4π X-ray Emitter: Performance
The photon field was measured on the surface of the X-ray emitter along the length as well as around the circumference using radiochromic film strips. Because of the structure of the emitter support and the central cathode, the photon field on the emitter surface is not very uniform (Figures 5a and 5b).

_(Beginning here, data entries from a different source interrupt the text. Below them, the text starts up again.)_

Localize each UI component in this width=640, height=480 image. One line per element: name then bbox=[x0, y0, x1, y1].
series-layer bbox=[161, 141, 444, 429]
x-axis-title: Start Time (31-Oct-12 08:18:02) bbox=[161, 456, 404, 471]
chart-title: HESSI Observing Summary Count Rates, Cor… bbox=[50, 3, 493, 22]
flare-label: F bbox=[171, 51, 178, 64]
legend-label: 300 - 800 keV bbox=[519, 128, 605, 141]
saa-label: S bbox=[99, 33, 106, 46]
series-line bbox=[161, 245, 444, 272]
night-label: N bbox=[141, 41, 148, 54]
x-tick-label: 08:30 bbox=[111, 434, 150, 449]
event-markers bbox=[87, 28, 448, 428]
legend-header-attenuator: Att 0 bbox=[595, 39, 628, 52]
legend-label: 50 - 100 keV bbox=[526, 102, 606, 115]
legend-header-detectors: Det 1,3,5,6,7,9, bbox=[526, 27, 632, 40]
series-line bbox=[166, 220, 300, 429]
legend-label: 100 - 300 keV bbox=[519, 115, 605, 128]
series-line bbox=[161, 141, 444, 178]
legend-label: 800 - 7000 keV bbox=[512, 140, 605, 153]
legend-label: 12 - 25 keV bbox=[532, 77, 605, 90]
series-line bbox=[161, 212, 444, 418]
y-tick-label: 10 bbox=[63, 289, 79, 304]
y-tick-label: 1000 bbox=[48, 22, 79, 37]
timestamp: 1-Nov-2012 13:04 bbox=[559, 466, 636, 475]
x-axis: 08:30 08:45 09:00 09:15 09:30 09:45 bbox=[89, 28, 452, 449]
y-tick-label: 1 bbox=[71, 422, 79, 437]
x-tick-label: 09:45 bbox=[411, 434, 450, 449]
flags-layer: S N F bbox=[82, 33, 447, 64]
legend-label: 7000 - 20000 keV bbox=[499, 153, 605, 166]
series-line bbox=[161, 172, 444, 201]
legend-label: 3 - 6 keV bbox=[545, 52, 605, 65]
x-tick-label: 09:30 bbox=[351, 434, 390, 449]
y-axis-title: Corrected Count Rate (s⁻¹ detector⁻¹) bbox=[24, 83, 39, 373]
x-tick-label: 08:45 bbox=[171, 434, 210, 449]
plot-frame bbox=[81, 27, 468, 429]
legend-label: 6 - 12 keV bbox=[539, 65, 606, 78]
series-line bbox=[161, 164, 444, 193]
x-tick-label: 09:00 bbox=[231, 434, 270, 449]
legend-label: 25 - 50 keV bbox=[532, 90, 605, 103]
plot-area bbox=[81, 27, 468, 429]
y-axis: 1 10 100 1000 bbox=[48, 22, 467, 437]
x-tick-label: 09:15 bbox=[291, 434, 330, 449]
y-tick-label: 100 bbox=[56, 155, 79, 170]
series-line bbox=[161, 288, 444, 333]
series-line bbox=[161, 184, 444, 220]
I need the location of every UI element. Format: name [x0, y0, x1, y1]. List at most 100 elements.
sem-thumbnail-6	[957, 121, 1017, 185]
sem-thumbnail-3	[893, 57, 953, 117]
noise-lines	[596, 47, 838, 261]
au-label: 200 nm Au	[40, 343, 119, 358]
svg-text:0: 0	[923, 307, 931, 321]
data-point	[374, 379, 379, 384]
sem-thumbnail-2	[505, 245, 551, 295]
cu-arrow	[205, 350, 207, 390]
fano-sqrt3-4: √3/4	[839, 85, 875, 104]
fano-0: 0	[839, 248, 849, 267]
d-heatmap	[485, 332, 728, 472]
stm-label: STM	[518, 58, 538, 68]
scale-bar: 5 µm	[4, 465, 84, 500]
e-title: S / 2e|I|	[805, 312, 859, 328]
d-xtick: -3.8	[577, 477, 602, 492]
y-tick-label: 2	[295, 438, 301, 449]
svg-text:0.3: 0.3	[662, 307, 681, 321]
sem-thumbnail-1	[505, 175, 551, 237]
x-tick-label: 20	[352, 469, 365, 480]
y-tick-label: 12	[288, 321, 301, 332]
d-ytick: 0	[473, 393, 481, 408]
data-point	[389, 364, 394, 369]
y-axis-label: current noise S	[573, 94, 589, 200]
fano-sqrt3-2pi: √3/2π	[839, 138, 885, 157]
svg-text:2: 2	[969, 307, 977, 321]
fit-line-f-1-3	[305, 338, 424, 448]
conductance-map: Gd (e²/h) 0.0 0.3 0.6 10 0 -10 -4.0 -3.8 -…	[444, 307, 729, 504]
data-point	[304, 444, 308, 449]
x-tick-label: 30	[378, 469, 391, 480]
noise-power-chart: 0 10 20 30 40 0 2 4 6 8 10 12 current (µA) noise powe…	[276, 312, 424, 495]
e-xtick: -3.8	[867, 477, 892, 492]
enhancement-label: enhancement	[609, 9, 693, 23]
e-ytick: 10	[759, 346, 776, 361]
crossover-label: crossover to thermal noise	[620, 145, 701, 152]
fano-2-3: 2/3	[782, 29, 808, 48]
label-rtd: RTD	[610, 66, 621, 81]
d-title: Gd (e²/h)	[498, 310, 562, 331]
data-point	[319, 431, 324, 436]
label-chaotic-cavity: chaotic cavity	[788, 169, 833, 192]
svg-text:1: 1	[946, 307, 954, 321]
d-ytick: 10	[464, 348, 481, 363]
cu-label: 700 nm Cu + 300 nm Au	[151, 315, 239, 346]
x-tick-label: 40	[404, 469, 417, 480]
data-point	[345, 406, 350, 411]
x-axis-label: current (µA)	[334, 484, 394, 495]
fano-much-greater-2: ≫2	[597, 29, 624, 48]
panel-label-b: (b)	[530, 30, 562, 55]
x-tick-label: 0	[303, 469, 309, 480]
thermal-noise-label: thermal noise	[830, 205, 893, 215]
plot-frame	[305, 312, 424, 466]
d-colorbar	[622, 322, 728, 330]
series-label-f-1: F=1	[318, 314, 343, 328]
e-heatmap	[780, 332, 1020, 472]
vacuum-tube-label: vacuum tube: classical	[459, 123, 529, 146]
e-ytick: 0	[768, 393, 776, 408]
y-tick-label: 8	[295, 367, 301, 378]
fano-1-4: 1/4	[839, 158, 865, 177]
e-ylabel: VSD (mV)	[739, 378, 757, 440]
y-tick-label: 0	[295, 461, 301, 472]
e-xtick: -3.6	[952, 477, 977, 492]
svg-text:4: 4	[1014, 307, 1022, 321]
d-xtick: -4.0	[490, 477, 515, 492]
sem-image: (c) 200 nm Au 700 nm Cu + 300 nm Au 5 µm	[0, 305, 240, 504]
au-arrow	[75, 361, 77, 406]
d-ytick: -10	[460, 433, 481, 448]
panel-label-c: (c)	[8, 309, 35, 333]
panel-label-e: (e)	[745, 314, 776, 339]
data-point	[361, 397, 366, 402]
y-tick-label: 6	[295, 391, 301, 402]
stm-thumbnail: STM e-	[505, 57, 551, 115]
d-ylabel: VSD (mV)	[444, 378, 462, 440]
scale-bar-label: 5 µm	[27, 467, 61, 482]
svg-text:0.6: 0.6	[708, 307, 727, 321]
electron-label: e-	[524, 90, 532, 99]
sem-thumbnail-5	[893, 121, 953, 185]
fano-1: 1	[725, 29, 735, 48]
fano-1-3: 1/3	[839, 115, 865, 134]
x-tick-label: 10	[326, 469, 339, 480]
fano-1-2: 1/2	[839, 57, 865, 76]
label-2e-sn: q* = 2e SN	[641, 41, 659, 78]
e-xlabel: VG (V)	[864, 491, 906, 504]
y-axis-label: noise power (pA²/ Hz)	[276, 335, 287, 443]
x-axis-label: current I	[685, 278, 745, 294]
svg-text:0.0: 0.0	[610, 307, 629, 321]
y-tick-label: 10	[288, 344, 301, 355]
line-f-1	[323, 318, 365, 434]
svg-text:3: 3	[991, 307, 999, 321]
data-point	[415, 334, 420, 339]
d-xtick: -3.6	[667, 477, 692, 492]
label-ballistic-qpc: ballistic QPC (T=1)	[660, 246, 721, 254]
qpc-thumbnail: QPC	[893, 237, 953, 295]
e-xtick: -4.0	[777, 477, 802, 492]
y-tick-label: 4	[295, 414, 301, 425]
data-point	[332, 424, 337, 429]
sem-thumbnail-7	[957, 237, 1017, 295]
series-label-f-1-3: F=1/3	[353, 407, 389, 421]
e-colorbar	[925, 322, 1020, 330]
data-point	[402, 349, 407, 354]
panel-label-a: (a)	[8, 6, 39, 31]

The dependence of the dose rate at the centre of a container was studied as a function of the emitter voltage. As expected it shows a good quadratic relationship (Fig. 6, data for RS 2400). Also, the dose rate was linearly dependent on the emitter current. Because of the build-up of emitter current which takes finite time, there is what may be called a ‘transit dose’. Its value increases with current with a maximum of about 1.6 Gy at 150 kV and 55 mA.
Hardening the photon energy spectrum
Preliminary experiments indicated that the photon energy spectrum would need to be hardened to achieve more uniform dose within the large (7” diameter) container used in RS 2400. Sleeves of different materials and various thicknesses were inserted within the container, adjacent to the carbon fiber wall.
Effect of rotation on dose variation
It is interesting to note the relationship between the radial dose distributions within a container for the rotational mode and for the stationary mode.
Dose distribution in the container
These new, self-shielded X-ray irradiators will fulfil the requirements of processing capacity, dose rate, dose uniformity and ease of use required for research and many small-scale applications, including sterile insect technique, small animal research, radiation resistant microorganism research, medical device terminal sterilization and viral inactivation. They, therefore, provide a practical alternative to self-shielded gamma ray irradiators with associated safety.
References
Kirk, R.E., Gorzen, D.F. 2008. X-ray tube with cylindrical anode. USA Patent number 7,346,147 B2.
National Academy of Sciences, 2008. Radiation source use and replacement: Abbreviated version. The National Academies Press, Washington. Available from: http://www.nap.edu/catalog/11976.html Accessed: Feb 5, 2010.
Rad Source Technologies Inc., 2009. RS 2400 - X-ray high volume irradiator. Available from: http://www.radsource.com/products/products.php?id=rs2400 Accessed: Nov 9, 2009.
Wagner, J.K., Dillon, J.A., Blythe, E.K., Ford, J.R., 2009. Dose characterization of the rad sourceTM 2400 X-ray irradiator for oyster pasteurization. Appl. Radiat. Isot. 67, 334-339.